# Jibbing.



## Guest (Dec 2, 2009)

So I want to be good in the park but havent amounted the skill or technique to do so. I'm not new to snowboarding i've been doing it for awhile I can carve and ride pow just fine also I can do bs 180's fs 180's bs/fs 3. But when it comes to doing rails or boxes I just cant seem to get it. Could I get a little advice/ tips?


----------



## john doe (Nov 6, 2009)

from the sticky up top. YouTube - Introduction to Boxes What is happening when you attemp a jib.


----------



## Guest (Dec 3, 2009)

john doe said:


> from the sticky up top. YouTube - Introduction to Boxes What is happening when you attemp a jib.

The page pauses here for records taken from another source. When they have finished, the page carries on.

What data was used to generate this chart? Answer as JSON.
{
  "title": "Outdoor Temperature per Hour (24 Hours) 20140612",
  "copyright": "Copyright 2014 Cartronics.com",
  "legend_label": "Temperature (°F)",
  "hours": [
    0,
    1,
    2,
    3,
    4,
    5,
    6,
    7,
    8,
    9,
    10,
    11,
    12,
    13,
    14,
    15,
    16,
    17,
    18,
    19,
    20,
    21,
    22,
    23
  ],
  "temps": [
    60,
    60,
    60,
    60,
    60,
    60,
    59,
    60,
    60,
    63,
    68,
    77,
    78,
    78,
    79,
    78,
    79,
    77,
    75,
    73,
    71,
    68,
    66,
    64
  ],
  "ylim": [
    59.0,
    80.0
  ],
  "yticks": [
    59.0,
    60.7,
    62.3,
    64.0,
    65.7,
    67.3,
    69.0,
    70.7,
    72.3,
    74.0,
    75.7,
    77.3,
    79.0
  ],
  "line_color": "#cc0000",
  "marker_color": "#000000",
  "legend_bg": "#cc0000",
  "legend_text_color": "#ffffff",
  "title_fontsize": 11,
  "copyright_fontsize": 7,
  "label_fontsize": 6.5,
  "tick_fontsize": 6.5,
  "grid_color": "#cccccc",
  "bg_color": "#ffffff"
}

So you know how when you go down the "feature" your suppose to follow parallel too it. Can't seem too master that, or when im on a box I attempt 180's on the box and can't seem to keep my body square, like I will always lean forward and fall forward. Thanks for the video.


----------



## CheckMySteez (Jul 27, 2009)

Im just going to give you a quick answer because I remember over coming this obstacle when I was younger. The trick to jibs and spins is speed, this should be common sense. You need to be comfortable with speed while maintaining a sense of balance in the air to be able to jib and spin properly. As repulsive as it may sound the faster you are moving, the "easier" jibs and spins become.

just my .2 cents.


----------